U.N. Shareholders Due Oil-for-Food Answers

COMMENTARY

U.N. Shareholders Due Oil-for-Food Answers

Aug 19, 2004 3 min read
COMMENTARY BY
Edwin J. Feulner, PhD

Founder and Former President

Heritage Trustee since 1973 | Heritage President from 1977 to 2013

It was an image many investors yearned to see: Former Enron executive Ken Lay in handcuffs, facing civil and criminal charges stemming from the collapse of the company he led for 15 years.

He wasn't alone. John Rigas was sentenced to as many as 30 years in prison for using the company he founded, Adelphia, as his personal piggy bank. And former WorldCom head Bernard Ebbers faces trial on fraud and conspiracy charges later this year.

These people are all former CEOs, accused of -- or convicted of -- financial misdeeds. And let's make no mistake: The government is doing the right thing by pursuing incidents of corporate malfeasance. Capitalism doesn't work without the rule of law.

However, while a series of "crooked CEO" stories has played big in headlines, talk shows and op-ed pages, surprisingly little media attention has been given to a much bigger scandal: the United Nations Oil-for-Food program.

For example, the New York Times has mentioned it only 56 times, compared to the more than 3,000 stories the Times carried about Enron in 2002.

Oil-for-Food was established a decade ago with the admirable goal of providing humanitarian aid to the Iraqi people. But it didn't work.

While his people continued to starve, Iraqi dictator Saddam Hussein embezzled billions from the program through oil smuggling and systematic thievery. He also demanded illegal payments from companies buying Iraqi oil, and pocketed billions of dollars in kickbacks. The U.S. General Accounting Office estimates Saddam's illegal take exceeded $10 billion.

But he wasn't the only one who allegedly profited from this supposed humanitarian program. Some U.N. employees stand accused of rank incompetence and mismanagement. In fact, some may even have worked along with the Iraqi regime to defraud the program.

And this is a scandal, like those involving corporate CEOs, that goes right to the top. Benon Sevan, the former executive director of the Oil-for-Food program, appeared on an Iraqi Oil Ministry list of 270 individuals, political entities, and companies allegedly receiving oil vouchers as bribes from Saddam Hussein's regime.

That doesn't prove that Sevan did anything wrong, of course. But he raised additional suspicions when American congressional committees opened investigations of Oil-for-Food. Sevan -- who retired from the United Nations at the end of May -- wrote letters on official U.N. stationery warning some of the companies implicated in the scandal that they must first seek U.N. approval before releasing documents to investigators. In the corporate world, we might call that suppression of relevant documents.

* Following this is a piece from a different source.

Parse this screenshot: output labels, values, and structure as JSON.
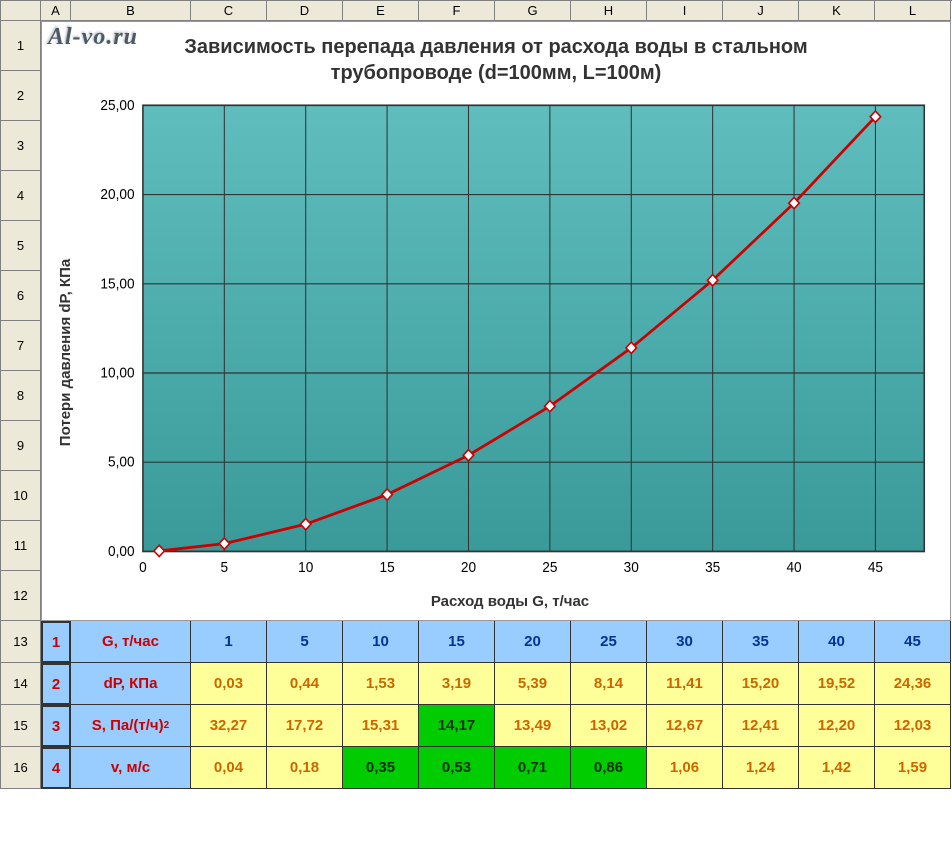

Investigators also will have to puzzle out what U.N. Secretary General Kofi Annan knew and when he knew it. For example, an internal U.N. office audited the Oil-for-Food program in 2003, before the liberation of Iraq. That investigation reportedly criticized the world body's dealings with the Swiss company Cotecna Inspection SA.

Annan's son Kojo worked for Cotecna in the 1990s, and was a consultant for the company until just before it was awarded a $4.8 million contract to oversee the operations of the Oil-for-Food program. Even after the critical report, Cotecna captured another $9.8 million contract. Was Kojo Annan a factor in the awarding of those contracts?

The U.N. conducted 55 other in-house investigations of Oil-for-Food over the years. The world body should release all those reports to congressional investigators, so we can determine exactly what Kofi Annan knew about the rampant structural problems within Oil-for-Food and what he did, if anything, to fix those problems.

Former Federal Reserve Chairman Paul Volcker is leading a U.N.-sanctioned investigation of Oil-for-Food. He's a fair-minded and dogged investigator, but his panel lacks subpoena authority -- it will have to rely on voluntary cooperation from governments, U.N. employees, and current and former Iraqi leaders.

That's why it's critical that U.S. lawmakers also continue their own investigations -- to keep the pressure on the U.N. and to uncover documents that can be obtained only with a subpoena.

Taxpayers worldwide deserve to know everything there is to know about Oil-for-Food. After all, relatively few of us were investors in Adelphia, Enron or WorldCom. But we're all stakeholders in the United Nations, whether we like it or not. The U.S. taxpayer is far and away the largest "investor" in the U.N.

After the corporate scandals in 2002, Congress passed the Sarbanes-Oxley Act, which in part makes companies CEOs responsible for any financial misdeeds that happen during their tenure. It's time to hold Kofi Annan and the United Nations to the same standards we now apply to our corporate leaders.

Ed Feulner is president of The Heritage Foundation (heritage.org), a Washington-based public policy research institute.